As situações extremas vividas ao lado de imigrantes da América Central em sua tentativa de chegar aos Estados Unidos através da fronteira do México deram lugar a "En el camino" (No caminho), um trabalho de dois repórteres apresentado recentemente na Espanha e que narra essa dura e perigosa travessia.
A violência sofrida pelos imigrantes procedentes de países da América Central que atravessam o México está se transformando, segundo o espanhol Edu Ponces e o salvadorenho Óscar Martínez, em "uma grave crise humanitária" que contribui para o surgimento de novos grupos do crime organizado.
De setembro de 2008 a outubro de 2009, Ponces, fotógrafo, e Martínez, jornalista, junto com os espanhóis Toni Arnau e Eduardo Soleira, seguiram os passos de vários desses imigrantes ilegais "que viajam geralmente como clandestinos em trens de carga, conhecidos como 'a besta'".
"São uma espécie de imigrantes de terceira, que transitam cerca de 5 mil quilômetros dentro do México fazendo uma média de oito baldeações até chegar à fronteira de destino", explicaram em entrevista à agência EFE em Madri.
As situações extremas que compartilharam e as humilhações, estupros e assassinatos relatados pelos imigrantes deram lugar a "En el camino", um projeto que reúne 123 imagens, o livro de crônicas "Los migrantes que no importan" (Os imigrantes que não importam) e o documentário "María en tierra de nadie" (Maria em terra de ninguém).
Segundo dados do Instituto Nacional de Imigração mexicano, 96% dos imigrantes ilegais que transitam pelo México rumo aos EUA procedem da Nicarágua, Honduras, El Salvador e Guatemala.
"É nesse percurso que eles sofrem as piores humilhações e violações dos direitos humanos, mais do que na fronteira dos EUA, onde existe uma política de imigração dura, mas onde há um maior controle das autoridades", detalha Ponces.

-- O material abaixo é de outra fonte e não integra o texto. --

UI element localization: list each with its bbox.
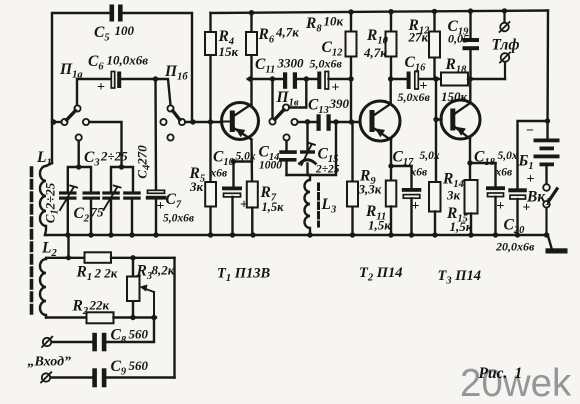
svg-text:75: 75 [91,205,105,220]
svg-text:х6в: х6в [410,167,428,179]
wire T3 collector riser [469,79,471,103]
battery Б1 [534,139,560,167]
capacitor C9 [51,368,175,387]
inductor L1 [40,163,52,235]
switch П1в [269,104,297,140]
capacitor C8 [52,318,155,352]
resistor R9 [347,122,358,235]
svg-text:5,0х: 5,0х [420,150,440,162]
capacitor C15 (trimmer) [300,119,316,175]
svg-text:+: + [157,199,165,214]
svg-text:х6в: х6в [495,167,513,179]
wire C6 left lead [77,79,112,106]
capacitor C18 (electrolytic) [486,163,505,235]
wire C6 right lead to П1б [121,79,170,105]
svg-text:15к: 15к [219,44,239,59]
wire T1 emitter [231,140,252,182]
wire R18 right to T3 collector node and Тлф [468,76,505,81]
ground rail junctions [65,232,549,237]
inductor L2 [40,235,85,318]
svg-text:+: + [497,199,505,214]
svg-text:1,5к: 1,5к [368,218,391,233]
svg-text:х6в: х6в [210,168,228,180]
power rail (negative supply, top) [211,11,549,14]
svg-text:22к: 22к [89,298,110,313]
svg-text:3к: 3к [189,179,204,194]
capacitor C17 (electrolytic) [402,166,422,235]
capacitor C10 (electrolytic) [222,162,242,236]
resistor R2 [46,312,157,323]
wire П1в right contact to C13 [298,121,317,123]
svg-text:8,2к: 8,2к [152,263,175,278]
svg-text:Т2 П14: Т2 П14 [359,265,403,284]
svg-text:3к: 3к [446,188,461,203]
svg-text:2÷25: 2÷25 [100,149,128,164]
capacitor C4 [123,191,141,235]
svg-text:0,05: 0,05 [448,32,469,46]
terminal Тлф (headphones) [500,11,511,79]
transistor T2 (П14) [360,101,400,141]
svg-text:5,0х: 5,0х [498,150,518,162]
svg-text:Т1 П13В: Т1 П13В [217,266,271,285]
resistor R4 [205,13,216,122]
svg-text:1000: 1000 [259,160,282,172]
svg-text:2÷25: 2÷25 [315,164,340,176]
wire C5 bridge net (top left rail) [52,13,192,163]
wire T3 emitter [467,139,495,180]
svg-text:27к: 27к [408,30,429,45]
wire T1 base net [185,119,221,124]
resistor R12 [429,11,440,79]
svg-text:4,7к: 4,7к [363,45,387,60]
svg-text:2 2к: 2 2к [94,266,118,281]
svg-text:Т3 П14: Т3 П14 [438,268,482,287]
svg-text:+: + [420,79,428,94]
wire C7 feed [154,79,157,191]
svg-text:„Вход”: „Вход” [28,355,72,370]
resistor R3 (potentiometer) [127,255,154,317]
svg-text:Тлф: Тлф [492,37,520,54]
svg-text:150к: 150к [441,89,468,104]
node L1 top junction [51,119,62,125]
wire C1C2 top rail [68,164,91,191]
resistor R6 [246,13,257,79]
resistor R5 [205,122,216,235]
wire T2 collector riser [390,79,392,104]
capacitor C5 [110,5,123,22]
svg-text:+: + [97,80,105,95]
wire C3C4 top rail [111,164,133,191]
wire C12 to T2 base [329,76,354,122]
svg-text:10к: 10к [324,14,344,29]
wire C11-C12 node [297,76,317,81]
wire battery to switch [545,166,547,184]
wire П1а bottom contact to C1C2 rail [77,141,79,167]
svg-text:4,7к: 4,7к [275,25,299,40]
svg-text:390: 390 [329,96,350,111]
resistor R1 [85,252,175,262]
switch П1а [61,105,89,140]
svg-text:−: − [526,124,534,139]
wire П1в top contact to C11C12 node [289,79,306,108]
capacitor C7 (electrolytic) [146,190,167,235]
capacitor C20 (electrolytic filter) [508,121,547,235]
wire T2 emitter [388,140,411,181]
capacitor C6 [111,72,121,89]
inductor L3 [305,175,310,235]
ground rail (common + rail) [45,234,548,236]
resistor R14 [429,182,441,235]
svg-text:560: 560 [129,358,149,373]
svg-text:+: + [240,198,248,213]
wire П1в bottom contact to C14 [285,141,287,151]
ground symbol [546,236,568,254]
resistor R15 [465,180,478,235]
capacitor C1 (trimmer) [59,186,77,236]
transistor T1 (П13В) [222,103,259,140]
node C6/C7 junction [153,76,158,81]
ferrite rod core (dashed) [30,168,34,316]
L3 core (dashed) [317,184,320,226]
svg-text:Рис.1: Рис.1 [479,365,523,382]
svg-text:10,0х6в: 10,0х6в [107,53,149,68]
switch Вк1 [543,184,557,235]
wire IF tank bottom [287,122,337,175]
svg-text:1,5к: 1,5к [262,200,285,214]
capacitor C3 (trimmer) [102,186,120,236]
resistor R8 [346,12,357,79]
wire T1 collector node [248,76,283,81]
switch П1б [160,105,185,140]
capacitor C14 [279,150,297,175]
resistor R10 [386,12,397,79]
wire input coupling riser [173,258,175,378]
svg-text:3300: 3300 [277,56,305,71]
capacitor C2 [83,191,101,235]
wire П1в feed from collector node [271,79,273,118]
capacitor C11 [283,72,297,89]
svg-text:5,0х6в: 5,0х6в [163,213,194,225]
svg-text:+: + [523,201,531,216]
resistor R11 [386,181,397,236]
capacitor C19 [463,11,480,79]
svg-text:5,0х6в: 5,0х6в [310,57,343,71]
plus/minus polarity marks [97,79,535,216]
svg-text:5,0х: 5,0х [236,151,256,163]
capacitor C16 (electrolytic) [391,72,441,90]
power rail junctions [249,8,507,15]
node T3 base [433,76,438,81]
svg-text:+: + [527,172,535,187]
wire T2 base net [331,119,360,124]
terminal Вход upper [42,337,52,347]
wire battery feed from rail [545,11,550,139]
resistor R7 [247,182,258,236]
wire П1а right contact to C3C4 rail [89,122,121,167]
capacitor C12 (electrolytic) [317,72,328,90]
svg-text:3,3к: 3,3к [358,182,382,197]
resistor R18 [441,73,468,86]
svg-text:20,0х6в: 20,0х6в [495,240,535,254]
svg-text:100: 100 [115,23,135,38]
wire T1 collector riser [250,79,252,104]
wire T3 base column [433,79,441,182]
node T2 collector [388,76,393,81]
svg-text:1,5к: 1,5к [450,219,473,234]
capacitor C13 [317,114,331,131]
svg-text:560: 560 [129,327,149,342]
transistor T3 (П14) [441,100,480,139]
svg-text:+: + [412,199,420,214]
terminal Вход lower [41,372,51,382]
svg-text:+: + [332,81,340,96]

A vulnerabilidade dos imigrantes começa logo após atravessarem a fronteira entre a Guatemala e o México. Segundo o fotógrafo, por serem imigrantes ilegais, essas pessoas ficam indefesas e ainda encontram autoridades públicas mexicanas com um nível de corrupção altíssimo, que as assaltam sistematicamente.
"Não conheci um imigrante que não tenha sido assaltado nesse caminho por um policial ou até por soldados da zona de fronteira, e em todo o caso, eles sabem que nunca serão denunciados", acrescentou Ponces.
A região do Istmo de Tehuantepec, que compreende os estados de Chiapas, Tabasco e Oaxaca, e a conhecida como "La Arrocera", "ponto-chave de estupros e assaltos" são os lugares que os repórteres apontam como os de maior perigo.
No entanto, o que surpreendeu à dupla foi que, após superarem tudo isso, é a vez dos grupos do crime organizado, fundamentalmente o conhecido como "Los Zetas", encontrarem nos imigrantes um lucrativo negócio.
Os "Los Zetas", considerados os responsáveis pelo massacre de 72 imigrantes no estado de Tamaulipas em agosto passado, "têm sob seu controle toda a região atlântica mexicana", denunciam os repórteres.
"Eles cometem assaltos à luz do dia e sequestram de 50 a 100 imigrantes para pedir resgate aos seus familiares", revelou Ponces.
Segundo o fotógrafo, os criminosos exigem dos parentes dos sequestrados nos EUA o dinheiro que têm reservado para pagar aos "coiotes", as pessoas que ajudam o imigrante a atravessar a fronteira norte.
"O coiote cobra dos familiares US$ 2 mil. Se não podem pagar, um dos homens de "Los Zetas", conhecido como 'o açougueiro', encarrega-se de matá-los, cortá-los em pedaços, colocá-los em um barril e queimá-los", descreveu.
Por isso, ambos os repórteres frisam que a violência alcança os limites da "crise humanitária". "Estamos falando de milhares de sequestros e da passividade absoluta das altas estruturas do Estado".